How do you feel about early John Waters- particularly Pink Flamingos and Female Trouble? Your answer to that will be a perfect litmus test for whether or not you’ll enjoy Los Chidos, as the film strikes an almost identical vibe. A tacky story of an absurd, seemingly functional family whose lives are filled with laziness, greasy tacos, incest, trashy TV, and sexual perversity, Los Chidos is the second feature from Mars Volta musician-turned-director Omar Rodriguez Lopez.

In the film, the bizarr0 ecosystem of the Gonzales family is touched off when a rich American settles in for a brief visit.
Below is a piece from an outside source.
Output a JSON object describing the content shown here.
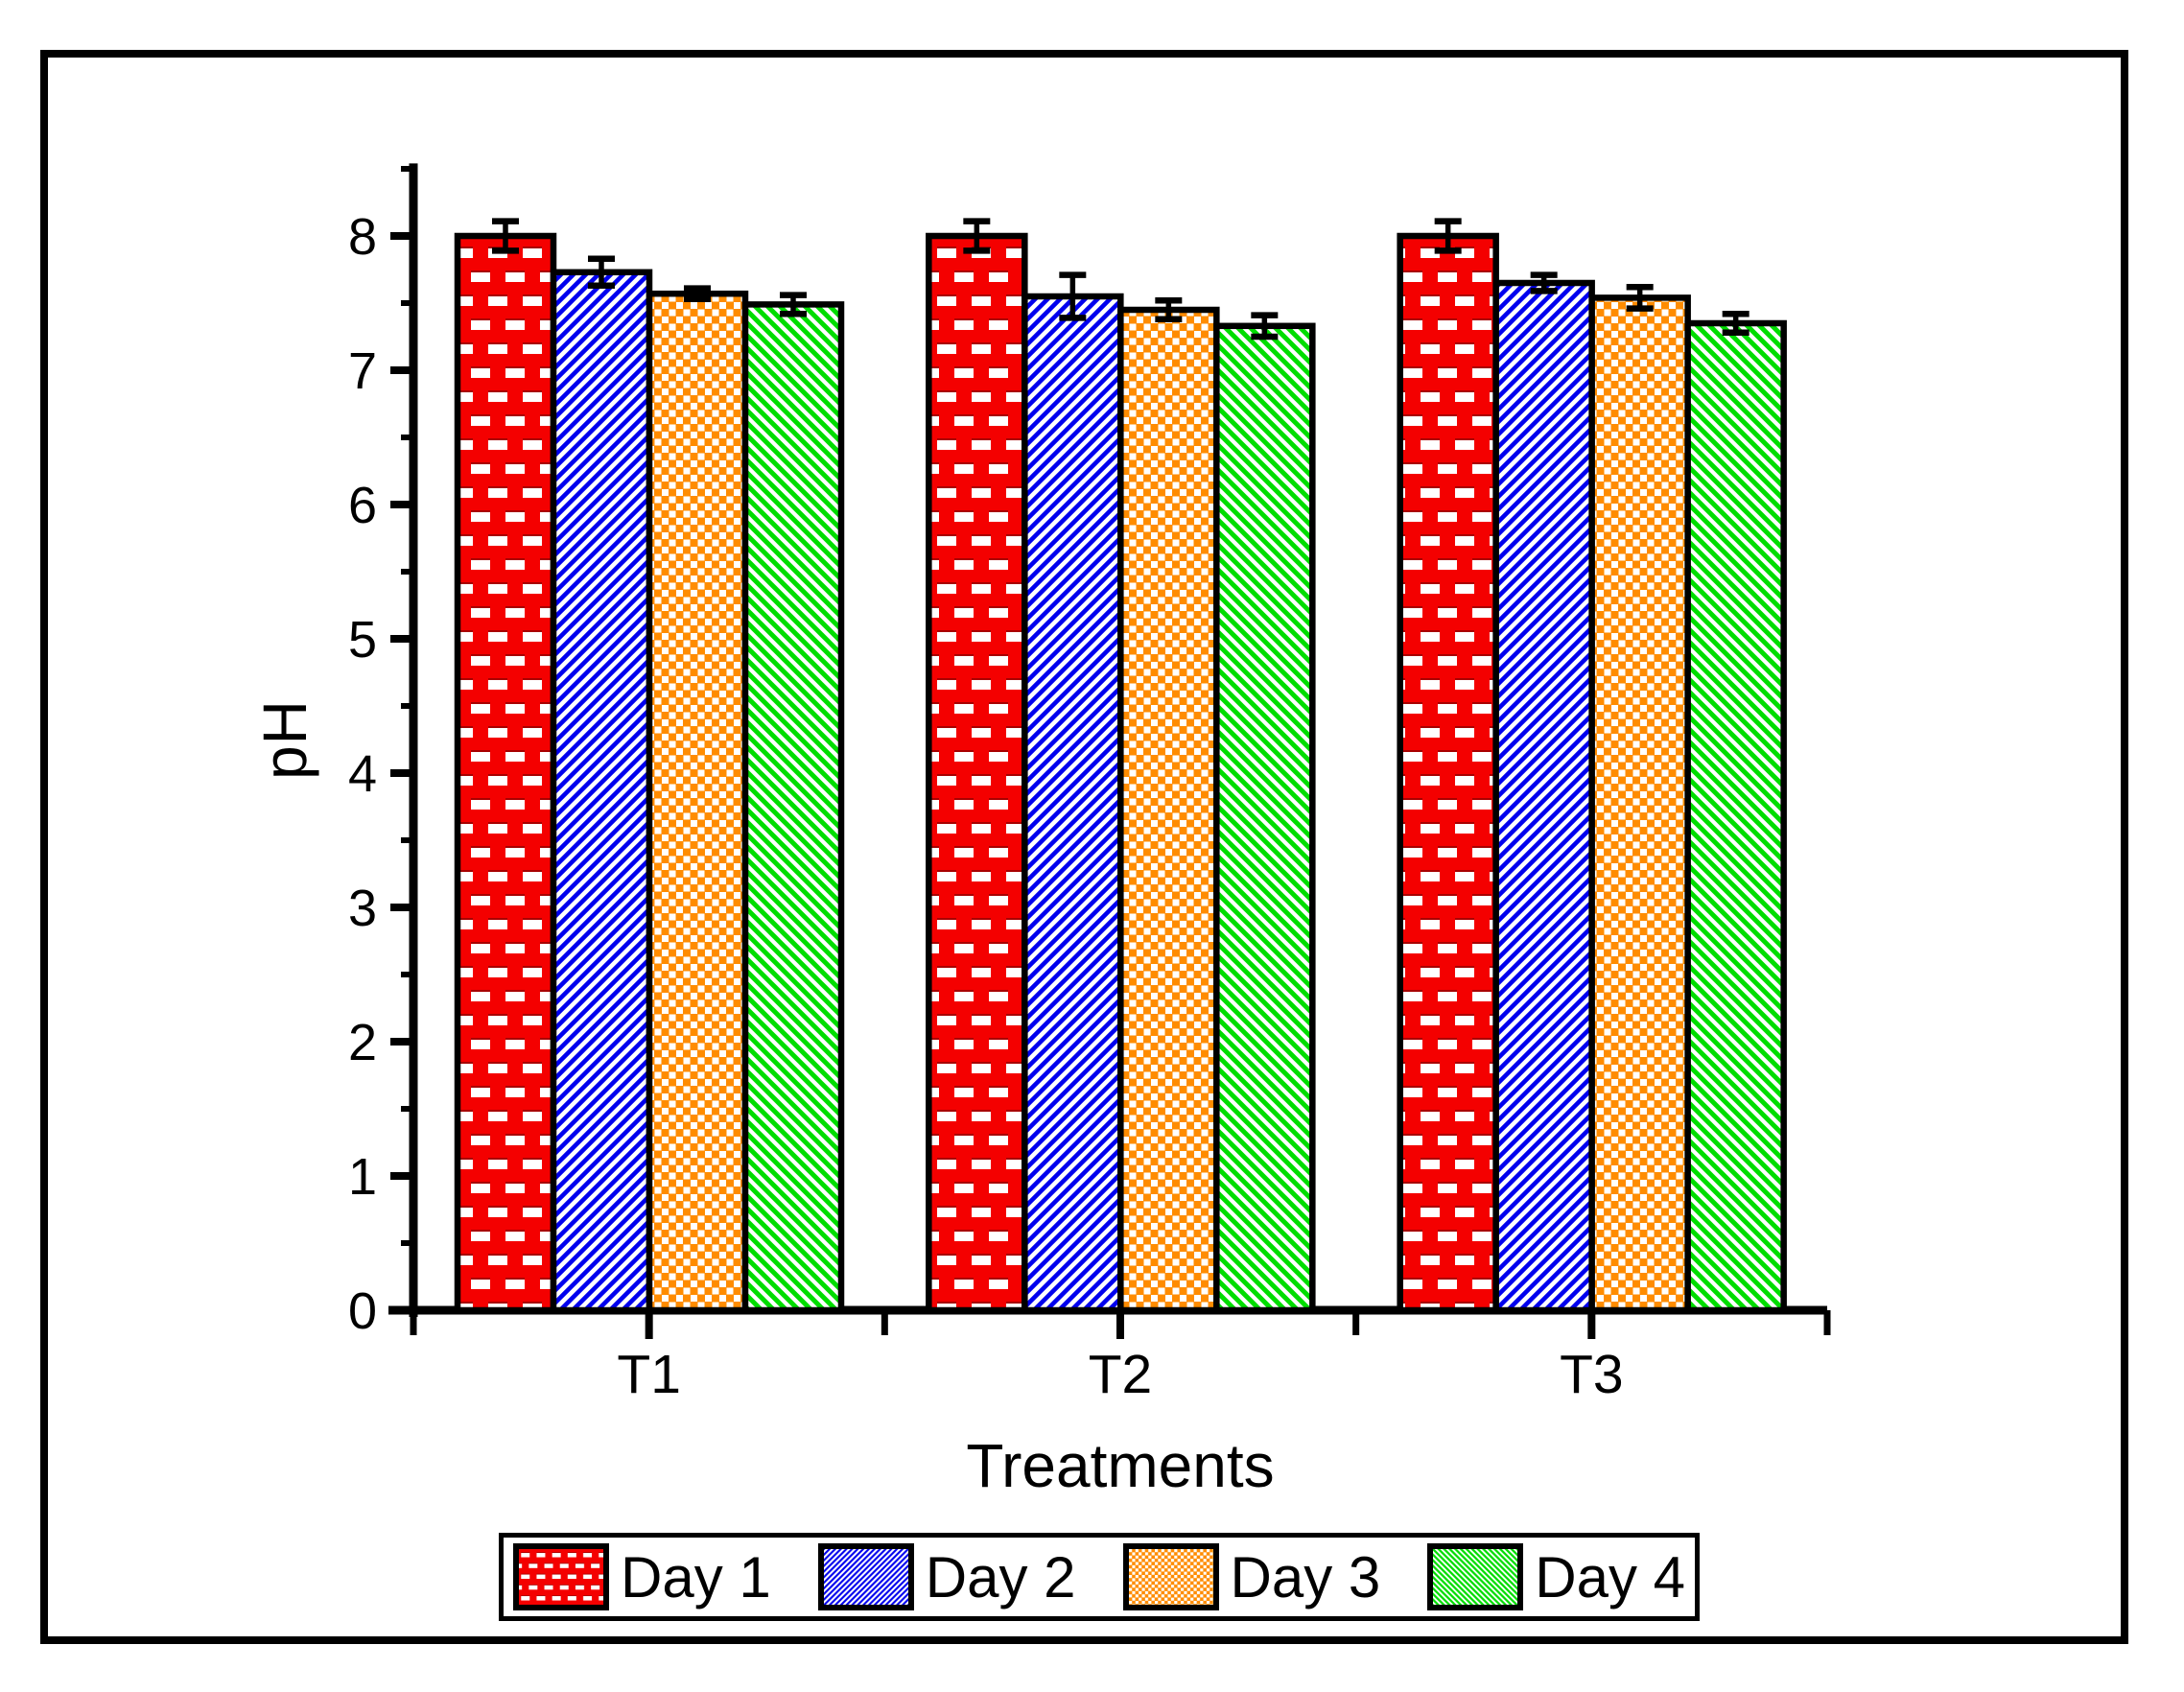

The film’s dialogue is entirely made up of ADR, which gives the whole thing an ethereal, hysterical quality that is only heightened by the shrill, overlapping, and almost perpetual dialogue. As in the Waters films of yore, the events of the film increase in insanity as the excretory abuse, dismemberment, violence, and sexual oddities stack up. No Waters film was ever shot this slickly or reached quite the allegorical heights of Los Chidos, but there’s no doubt about the trashy DNA from which this was made.

–Renn Brown

Los Chidos Details:

Director(s): Omar Rodriguez Lopez

Screenwriter(s): Omar Rodriguez Lopez

Principal Cast: Kim Stodel, María De Jesús Canales Ramírez, Manuel Ramos, Cecillia Gutiérrez, Erasmo Rodríguez, Bruno Champiz, Maimuna Achleitner Jiménez

Set amid the noisy outskirts of some unnamed Mexican metropolis, “Los Chidos” tells the story of the Gonzales Family. Proprietors of a tire repair junkyard sandwiched between two busy freeways, the Gonzales clan’s days are spent wallowing in lazy, mindless routine. When a confused American industrialist happens into the shop with a flat tire, the family’s place in the shame-free food chain is called into question. A scenario unfolds whereby the pale stranger finds himself welcomed into their fold. He is soon infatuated with the newlywed bride of the family’s neighbor. As a love blossoms, dark secrets begin emerging.